Scrivo il Satana, cose terribili, se tu sapessi! Il paradiso in caricatura; l'apoteosi della ragione; l'uomo che si mette al posto di Dio, e tant'altre cose da far venire i brividi alle coscienze più spregiudicate...

Ma ci sono dei giorni che lascerei li tutta codesta roba da spiritati, e mi metterei a recitare il rosario.

L'anima mia non conosce mezze misure; va sempre agli estremi: o angelo o diavolo. Felice te, mio caro Nello, che serbi sempre fresca ed ingenua nel cuore l'aura primaverile della tua poesia !

Aspetto con ansietà i tuoi versi. Ti scriverei molto più a lungo: ma con questo inchiostro non ci si campa; faccio come gli orbi quando cantano la litania.

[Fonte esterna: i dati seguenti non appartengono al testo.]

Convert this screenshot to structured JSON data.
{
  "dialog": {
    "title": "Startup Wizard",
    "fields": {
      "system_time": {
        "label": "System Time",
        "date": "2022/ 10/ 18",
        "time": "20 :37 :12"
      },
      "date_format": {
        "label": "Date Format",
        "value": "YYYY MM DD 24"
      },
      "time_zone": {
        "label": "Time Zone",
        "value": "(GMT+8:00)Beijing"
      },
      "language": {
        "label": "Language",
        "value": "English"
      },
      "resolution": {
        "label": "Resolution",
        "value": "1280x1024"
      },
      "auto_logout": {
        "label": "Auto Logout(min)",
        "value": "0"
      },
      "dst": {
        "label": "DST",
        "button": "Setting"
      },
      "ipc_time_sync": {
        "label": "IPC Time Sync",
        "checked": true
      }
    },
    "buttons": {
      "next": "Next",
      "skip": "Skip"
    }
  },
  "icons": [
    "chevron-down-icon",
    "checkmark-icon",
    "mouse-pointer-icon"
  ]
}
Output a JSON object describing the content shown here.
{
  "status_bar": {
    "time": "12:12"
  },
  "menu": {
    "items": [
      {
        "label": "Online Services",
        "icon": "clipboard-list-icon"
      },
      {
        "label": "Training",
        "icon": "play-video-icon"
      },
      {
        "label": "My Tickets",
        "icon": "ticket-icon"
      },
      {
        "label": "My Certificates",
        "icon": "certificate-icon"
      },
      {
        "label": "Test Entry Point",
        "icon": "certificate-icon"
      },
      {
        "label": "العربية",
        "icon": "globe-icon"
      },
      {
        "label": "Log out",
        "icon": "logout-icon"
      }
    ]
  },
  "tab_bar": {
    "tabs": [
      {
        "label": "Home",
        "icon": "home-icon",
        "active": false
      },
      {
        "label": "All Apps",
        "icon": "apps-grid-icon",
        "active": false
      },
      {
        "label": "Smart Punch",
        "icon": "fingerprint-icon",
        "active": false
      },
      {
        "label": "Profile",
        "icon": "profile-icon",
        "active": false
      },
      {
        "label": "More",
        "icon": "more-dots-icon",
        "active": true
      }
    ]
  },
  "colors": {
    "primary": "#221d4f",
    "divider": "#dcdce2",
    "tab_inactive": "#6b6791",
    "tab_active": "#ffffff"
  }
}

I tuoi quadri devono essere assai belli a giudicarne dai soggetti. Ardo di vederli.


Note

  1. FRANCESCO DALL'ONGARO, spirito ardente di patriota e di artista, fu popolarissimo ai bei tempi del fervore patriottico in Italia. Nato in Mansuè (prov. di Treviso) nel 1808, morì a Napoli il 10 gennaio 1873. Amò di affetto paterno il Rapisardi, il quale riconoscente gli rese onori immortali nell'XI canto del Lucifero.
  2. Aquile non erano certo costoro, ma, in fondo, uomini da bene. Sono populari a Napoli i motti e i bisticci che la studentesca burlona appioppava al Pepere. Ricordo questo, dei giorni che egli fu nominate commendatore: Se la commenda accrescere/Fa il nome alle persone,/Il professore Pepere/Diventa Peperone.
  3. GIUSEPPE MANCINELLI, rinomato pittore della scuola napolitana. Nacque a Palazzolo, presso Aquino, nel 1814; morì a Napoli nel 1876. Le sue opere principali sono: S. Carlo Borromeo, la Madonna degli Angeli, il telone del teatro S. Carlo, ecc.